A lot of the examples of gentle parenting done right (as opposed to permissive parenting) just sounds like normal sensible parenting to me, not ruling with fear, discussing emotions etc. In particular natural consequences, I believe that’s really important and much more effective than arbitrary unrelated consequences. I don’t know why it needs a name as a method (genuinely - not being snarky).

Having said that I do resort to “because I said so” sometimes. Things like chores especially, maybe a “I expect you to do it because we are a family and we all help out” etc.

Tiredalwaystired · 15/04/2022 12:45

My dad used to rage and lash out. I did as I was told but I have a recoil reflex these days when I hear anyone shouting. It’s not a great legacy.

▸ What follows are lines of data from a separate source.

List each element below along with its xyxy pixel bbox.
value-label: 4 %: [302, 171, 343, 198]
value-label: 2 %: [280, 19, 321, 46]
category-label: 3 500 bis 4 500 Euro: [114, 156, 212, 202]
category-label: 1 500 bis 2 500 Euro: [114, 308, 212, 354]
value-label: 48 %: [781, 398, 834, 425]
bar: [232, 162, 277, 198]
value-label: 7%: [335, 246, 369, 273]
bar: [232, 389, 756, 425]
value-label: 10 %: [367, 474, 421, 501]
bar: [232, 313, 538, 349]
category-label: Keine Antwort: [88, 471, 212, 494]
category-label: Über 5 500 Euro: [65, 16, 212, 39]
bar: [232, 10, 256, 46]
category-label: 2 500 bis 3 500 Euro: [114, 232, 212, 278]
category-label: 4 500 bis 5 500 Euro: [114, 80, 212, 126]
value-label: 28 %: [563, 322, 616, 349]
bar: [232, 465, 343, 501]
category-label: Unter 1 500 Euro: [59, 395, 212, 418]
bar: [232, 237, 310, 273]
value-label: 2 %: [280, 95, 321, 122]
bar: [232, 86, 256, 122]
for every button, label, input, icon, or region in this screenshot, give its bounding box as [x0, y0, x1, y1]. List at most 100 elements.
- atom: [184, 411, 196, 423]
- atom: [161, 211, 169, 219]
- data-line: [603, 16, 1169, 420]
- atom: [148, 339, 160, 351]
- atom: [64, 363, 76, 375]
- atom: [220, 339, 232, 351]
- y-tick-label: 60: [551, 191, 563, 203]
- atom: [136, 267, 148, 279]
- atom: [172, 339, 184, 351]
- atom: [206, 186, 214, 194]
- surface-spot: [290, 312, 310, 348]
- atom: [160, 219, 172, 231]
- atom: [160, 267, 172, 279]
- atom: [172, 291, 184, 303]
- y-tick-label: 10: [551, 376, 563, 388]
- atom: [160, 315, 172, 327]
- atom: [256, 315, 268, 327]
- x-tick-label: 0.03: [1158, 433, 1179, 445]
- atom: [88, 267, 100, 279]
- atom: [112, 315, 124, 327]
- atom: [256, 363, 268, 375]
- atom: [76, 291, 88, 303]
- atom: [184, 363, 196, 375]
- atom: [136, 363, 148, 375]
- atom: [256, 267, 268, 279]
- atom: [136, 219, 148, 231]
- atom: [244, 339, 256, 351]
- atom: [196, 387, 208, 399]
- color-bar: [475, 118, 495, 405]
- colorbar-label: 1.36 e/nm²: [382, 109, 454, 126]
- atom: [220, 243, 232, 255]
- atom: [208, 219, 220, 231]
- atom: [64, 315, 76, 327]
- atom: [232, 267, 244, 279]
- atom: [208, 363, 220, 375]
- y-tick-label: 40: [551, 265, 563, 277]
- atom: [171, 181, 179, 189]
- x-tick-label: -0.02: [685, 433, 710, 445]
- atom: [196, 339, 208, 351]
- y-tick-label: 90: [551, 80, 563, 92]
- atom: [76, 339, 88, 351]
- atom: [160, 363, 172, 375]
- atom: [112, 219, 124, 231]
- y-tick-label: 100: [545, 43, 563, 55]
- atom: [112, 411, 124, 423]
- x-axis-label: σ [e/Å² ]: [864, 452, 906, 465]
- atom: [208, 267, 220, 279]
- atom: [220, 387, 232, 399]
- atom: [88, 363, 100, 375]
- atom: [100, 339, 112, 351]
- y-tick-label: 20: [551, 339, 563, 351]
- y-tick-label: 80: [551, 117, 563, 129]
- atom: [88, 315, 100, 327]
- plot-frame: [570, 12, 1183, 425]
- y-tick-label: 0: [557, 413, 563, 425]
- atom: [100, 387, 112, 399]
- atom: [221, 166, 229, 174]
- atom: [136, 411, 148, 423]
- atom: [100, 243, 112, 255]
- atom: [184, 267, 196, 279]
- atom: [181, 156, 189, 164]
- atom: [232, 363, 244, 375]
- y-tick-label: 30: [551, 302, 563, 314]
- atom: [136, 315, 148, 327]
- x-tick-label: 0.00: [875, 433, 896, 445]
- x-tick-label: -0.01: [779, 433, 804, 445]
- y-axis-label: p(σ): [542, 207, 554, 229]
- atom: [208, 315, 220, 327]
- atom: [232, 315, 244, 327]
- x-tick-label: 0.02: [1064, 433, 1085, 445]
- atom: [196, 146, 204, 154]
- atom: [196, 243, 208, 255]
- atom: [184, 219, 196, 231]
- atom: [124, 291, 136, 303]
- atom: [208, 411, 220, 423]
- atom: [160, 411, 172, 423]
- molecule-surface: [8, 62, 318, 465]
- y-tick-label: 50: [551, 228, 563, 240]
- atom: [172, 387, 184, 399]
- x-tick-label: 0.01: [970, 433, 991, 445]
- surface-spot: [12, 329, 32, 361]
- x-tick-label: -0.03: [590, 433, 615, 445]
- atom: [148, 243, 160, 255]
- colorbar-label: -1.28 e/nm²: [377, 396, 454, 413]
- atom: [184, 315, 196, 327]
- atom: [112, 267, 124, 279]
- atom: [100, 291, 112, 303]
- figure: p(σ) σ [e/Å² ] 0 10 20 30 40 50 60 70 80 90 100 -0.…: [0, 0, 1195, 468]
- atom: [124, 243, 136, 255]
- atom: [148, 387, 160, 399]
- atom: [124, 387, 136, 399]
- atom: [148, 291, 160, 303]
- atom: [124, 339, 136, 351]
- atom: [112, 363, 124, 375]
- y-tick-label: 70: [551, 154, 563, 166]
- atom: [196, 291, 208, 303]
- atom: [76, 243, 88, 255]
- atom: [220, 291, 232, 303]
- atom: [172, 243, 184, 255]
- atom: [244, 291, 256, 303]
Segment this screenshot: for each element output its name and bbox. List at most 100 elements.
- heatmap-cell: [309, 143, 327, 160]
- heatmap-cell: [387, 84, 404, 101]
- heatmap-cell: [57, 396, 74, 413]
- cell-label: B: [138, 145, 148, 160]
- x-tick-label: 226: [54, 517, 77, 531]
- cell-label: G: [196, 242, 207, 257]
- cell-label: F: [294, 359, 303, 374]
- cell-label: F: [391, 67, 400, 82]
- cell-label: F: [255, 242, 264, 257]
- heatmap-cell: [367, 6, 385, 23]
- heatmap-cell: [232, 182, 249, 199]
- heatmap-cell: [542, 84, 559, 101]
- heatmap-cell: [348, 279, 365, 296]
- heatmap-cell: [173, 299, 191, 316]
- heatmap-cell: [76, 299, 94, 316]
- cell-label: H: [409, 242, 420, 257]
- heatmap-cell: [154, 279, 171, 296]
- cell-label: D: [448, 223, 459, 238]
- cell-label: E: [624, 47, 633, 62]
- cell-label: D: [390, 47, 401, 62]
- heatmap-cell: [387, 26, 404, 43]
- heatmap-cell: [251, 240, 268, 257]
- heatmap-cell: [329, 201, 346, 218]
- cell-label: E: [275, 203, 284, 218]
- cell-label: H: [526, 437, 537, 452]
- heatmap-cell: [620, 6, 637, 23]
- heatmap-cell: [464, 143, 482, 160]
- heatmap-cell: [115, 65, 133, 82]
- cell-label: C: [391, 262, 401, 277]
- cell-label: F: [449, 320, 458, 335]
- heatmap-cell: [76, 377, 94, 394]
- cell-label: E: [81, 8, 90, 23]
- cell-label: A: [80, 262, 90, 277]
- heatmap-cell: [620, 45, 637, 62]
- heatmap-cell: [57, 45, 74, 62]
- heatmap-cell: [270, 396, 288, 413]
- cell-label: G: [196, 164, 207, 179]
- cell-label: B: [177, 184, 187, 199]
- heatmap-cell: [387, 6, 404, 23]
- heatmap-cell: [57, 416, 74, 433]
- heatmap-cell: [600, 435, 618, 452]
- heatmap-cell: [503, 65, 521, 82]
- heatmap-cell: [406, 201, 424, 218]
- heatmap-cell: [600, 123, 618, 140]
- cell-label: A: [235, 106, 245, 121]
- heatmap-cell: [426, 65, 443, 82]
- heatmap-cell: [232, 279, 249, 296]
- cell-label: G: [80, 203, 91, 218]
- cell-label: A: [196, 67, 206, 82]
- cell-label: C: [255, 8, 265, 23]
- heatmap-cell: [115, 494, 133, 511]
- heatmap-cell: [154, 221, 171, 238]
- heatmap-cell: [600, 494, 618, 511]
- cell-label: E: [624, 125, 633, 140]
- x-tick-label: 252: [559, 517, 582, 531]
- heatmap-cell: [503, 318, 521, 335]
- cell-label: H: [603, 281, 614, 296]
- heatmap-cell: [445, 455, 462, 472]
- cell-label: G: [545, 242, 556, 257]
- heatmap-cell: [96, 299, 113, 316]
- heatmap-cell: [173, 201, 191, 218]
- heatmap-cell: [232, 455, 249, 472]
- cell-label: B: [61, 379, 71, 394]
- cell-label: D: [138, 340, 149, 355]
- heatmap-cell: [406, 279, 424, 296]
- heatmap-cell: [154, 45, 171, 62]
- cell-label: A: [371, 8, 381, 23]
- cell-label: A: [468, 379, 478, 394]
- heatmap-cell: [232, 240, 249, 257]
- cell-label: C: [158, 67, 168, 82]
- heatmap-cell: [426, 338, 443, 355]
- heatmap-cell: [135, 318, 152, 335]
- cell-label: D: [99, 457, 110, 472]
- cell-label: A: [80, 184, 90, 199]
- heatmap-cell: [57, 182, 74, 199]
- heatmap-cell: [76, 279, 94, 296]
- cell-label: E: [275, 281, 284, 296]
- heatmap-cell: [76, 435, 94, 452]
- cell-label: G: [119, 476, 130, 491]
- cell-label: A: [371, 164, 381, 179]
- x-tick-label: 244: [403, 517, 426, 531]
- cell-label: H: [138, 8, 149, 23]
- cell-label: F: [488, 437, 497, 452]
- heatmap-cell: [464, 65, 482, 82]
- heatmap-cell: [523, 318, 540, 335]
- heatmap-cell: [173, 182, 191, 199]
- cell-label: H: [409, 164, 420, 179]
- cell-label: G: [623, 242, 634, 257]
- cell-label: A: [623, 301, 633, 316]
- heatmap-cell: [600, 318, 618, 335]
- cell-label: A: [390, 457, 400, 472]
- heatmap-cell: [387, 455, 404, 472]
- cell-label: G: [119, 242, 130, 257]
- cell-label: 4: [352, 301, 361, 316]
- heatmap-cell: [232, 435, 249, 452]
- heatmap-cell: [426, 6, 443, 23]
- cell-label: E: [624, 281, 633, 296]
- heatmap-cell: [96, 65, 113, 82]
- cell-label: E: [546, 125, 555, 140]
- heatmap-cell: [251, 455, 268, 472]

LethargeMarg · 15/04/2022 13:02

@Organictangerine

One of my teachers at secondary school used to teach at a school for ‘difficult’ pupils that had been expelled from other schools. She was quite strict with them, very clear about expectations and didn’t engage in any form of negotiation with them. A few years later she left, and a new ‘softer’ teacher took her place. She heard from colleagues that her old pupils were extremely upset and wanted their old teacher back; they had thrived under clear boundaries and strict routine, and were not enjoying the sudden ‘chaos’ of a gentle approach.
Teaching isn't parenting though . I'm a mum and an ex teacher and you do need to have very high standards and be confident to manage challenging behaviour as a teacher -but there is already a certain amount of structure and routine and boundaries in place it's a much more complex relationship being a parent
BertieBotts · 15/04/2022 13:06

Well exactly pegleg! I'm not sure why people go on about it like it's some bizarre totally weird thing. Most of it is totally standard parenting that anyone would do unless they're a complete harridan.